Scheeres and colleagues hope to study the complex orbital dynamics of binary asteroids and create accurate models of the two systems, which they would do using a set of probe-mounted cameras. By studying asteroids up close, scientists will gain a better understanding of the early solar system and gain important insights that could improve planetary defense strategies against near-Earth threatening objects.
“The Janus mission, as conceived and proposed at NASA, will give us information about how asteroid debris evolves over time,” Scheeres told me in an email. “There are fundamental questions about how small piles of weak, time-bound debris change over time, which has implications for a number of phenomena in the solar system, from the protoplanetary disk to planetary rings to the subsequent effects of catastrophic disruptions “.
The Janus mission, or at least the original iteration of the mission, was to provide new data on these processes and properties. Scheeres said a modified mission could still address these issues, but with reduced resolutions.
According to the original parameters of the mission, the Janus spacecraft were scheduled to make a series of overflights of the Earth to meet the asteroids in four years, but Scheeres said that the delayed launch means that these critical overflights are no longer possible. . “Our spacecraft was designed to be launched during August; it allowed us to be properly programmed to reach our target asteroids,” Scheeres wrote. “The landslide in September makes that moment impossible, except for a few days.” That said, “there are launch days when we can fly over our original targets,” he told Gizmodo, but “most days we can’t reach them,” adding that the best case scenario would be to launch those”. days we can get there “.
Scheeres and his colleagues are in the middle of locating other asteroids that are “scientifically interesting that we could reach other days of the launch period,” he said. “We should just refocus our scientific goals.” A potential target, the 1996 FG3, could be achieved by the two Janus spacecraft if Psyche were launched between October 7 and 10, according to SpaceNews. But as a shared travel mission, the team “has no ability to influence the launch dates or the orientation of the launch vehicle, and that arises from our status as a shared trip,” Scheeres noted in the SBAG meeting.

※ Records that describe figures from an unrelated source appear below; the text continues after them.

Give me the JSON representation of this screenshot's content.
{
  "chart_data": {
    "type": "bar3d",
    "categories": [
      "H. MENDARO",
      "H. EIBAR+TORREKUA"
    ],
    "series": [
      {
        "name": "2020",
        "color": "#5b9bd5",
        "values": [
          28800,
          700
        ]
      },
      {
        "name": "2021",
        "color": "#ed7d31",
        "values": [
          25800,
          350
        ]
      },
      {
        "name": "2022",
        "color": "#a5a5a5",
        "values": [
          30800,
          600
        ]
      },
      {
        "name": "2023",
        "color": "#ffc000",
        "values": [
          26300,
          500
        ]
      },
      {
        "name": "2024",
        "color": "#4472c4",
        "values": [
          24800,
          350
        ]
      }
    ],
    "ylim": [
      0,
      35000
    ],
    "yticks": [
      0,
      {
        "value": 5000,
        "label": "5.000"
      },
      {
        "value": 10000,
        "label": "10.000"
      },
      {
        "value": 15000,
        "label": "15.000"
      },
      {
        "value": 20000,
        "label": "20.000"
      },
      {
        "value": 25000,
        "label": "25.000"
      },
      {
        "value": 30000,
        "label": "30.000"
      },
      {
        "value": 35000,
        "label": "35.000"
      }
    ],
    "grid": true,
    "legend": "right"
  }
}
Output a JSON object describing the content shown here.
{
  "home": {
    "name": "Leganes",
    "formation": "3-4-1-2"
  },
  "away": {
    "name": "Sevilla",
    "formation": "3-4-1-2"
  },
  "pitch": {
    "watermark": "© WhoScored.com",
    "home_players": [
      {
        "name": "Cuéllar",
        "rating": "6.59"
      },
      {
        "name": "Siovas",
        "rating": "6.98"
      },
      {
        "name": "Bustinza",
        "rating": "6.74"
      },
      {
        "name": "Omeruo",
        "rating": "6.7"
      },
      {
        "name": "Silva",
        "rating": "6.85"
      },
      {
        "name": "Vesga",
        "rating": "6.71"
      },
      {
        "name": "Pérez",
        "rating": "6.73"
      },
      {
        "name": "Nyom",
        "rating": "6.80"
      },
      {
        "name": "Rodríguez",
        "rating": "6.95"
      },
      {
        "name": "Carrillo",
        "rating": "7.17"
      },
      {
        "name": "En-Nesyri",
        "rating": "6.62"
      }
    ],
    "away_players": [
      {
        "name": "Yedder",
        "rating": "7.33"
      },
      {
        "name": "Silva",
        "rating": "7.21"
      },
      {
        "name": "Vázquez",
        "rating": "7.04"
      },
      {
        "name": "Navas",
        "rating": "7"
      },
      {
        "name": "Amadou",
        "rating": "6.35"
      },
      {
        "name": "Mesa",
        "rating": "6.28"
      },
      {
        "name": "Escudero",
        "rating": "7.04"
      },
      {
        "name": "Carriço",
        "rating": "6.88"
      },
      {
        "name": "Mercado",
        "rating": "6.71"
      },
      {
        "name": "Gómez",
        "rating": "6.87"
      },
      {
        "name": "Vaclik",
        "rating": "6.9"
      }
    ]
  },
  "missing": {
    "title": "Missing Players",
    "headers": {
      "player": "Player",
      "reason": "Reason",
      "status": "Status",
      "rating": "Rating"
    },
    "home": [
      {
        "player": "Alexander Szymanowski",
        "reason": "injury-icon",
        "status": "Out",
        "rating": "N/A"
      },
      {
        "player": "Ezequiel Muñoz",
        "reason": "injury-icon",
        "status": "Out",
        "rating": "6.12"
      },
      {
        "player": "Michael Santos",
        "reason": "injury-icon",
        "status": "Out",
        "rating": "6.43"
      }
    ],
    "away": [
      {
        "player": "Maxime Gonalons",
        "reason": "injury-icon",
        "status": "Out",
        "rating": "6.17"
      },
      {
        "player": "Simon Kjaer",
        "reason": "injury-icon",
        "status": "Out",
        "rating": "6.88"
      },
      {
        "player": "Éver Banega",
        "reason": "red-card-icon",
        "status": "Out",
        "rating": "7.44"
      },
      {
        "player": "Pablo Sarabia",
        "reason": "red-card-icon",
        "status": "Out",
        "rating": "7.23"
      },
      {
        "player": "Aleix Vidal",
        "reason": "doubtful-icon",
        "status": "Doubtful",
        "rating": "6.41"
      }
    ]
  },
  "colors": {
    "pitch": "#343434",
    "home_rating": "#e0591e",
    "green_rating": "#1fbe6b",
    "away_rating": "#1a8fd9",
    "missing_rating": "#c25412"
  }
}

This is the fate of car-sharing users, who need to be on the lookout and see how situations get out of their control. “It’s frustrating, of course,” he told me. “However, these are the rules for shared travel, so it’s not like we don’t know this could happen.” In fact, taking a rocket ride makes low-cost space missions possible, but it’s not risk-free. Speaking to SBAG meeting attendees, Scheeres said shared travel partners should make their voices heard, adding that some considerations should be made “for small adjustments to release dates.”
As for getting out of the Psyche mission and finding a new launch provider, Scheeres says this is not taken into account. He said no known future release could accommodate and meet the needs of Janus’ shared travel mission. That’s unless someone is willing to fund an independent release, which doesn’t seem to be on the charts. Space is difficult, as the saying goes, but in this case the problem is to get to space on time.
More: NASA’s latest plan to fix the Trojan spacecraft’s unblocked solar array shows signs of promise.
Editor’s Note: Release dates for this article are based in the US, but will be updated with local Australian dates as soon as we know more.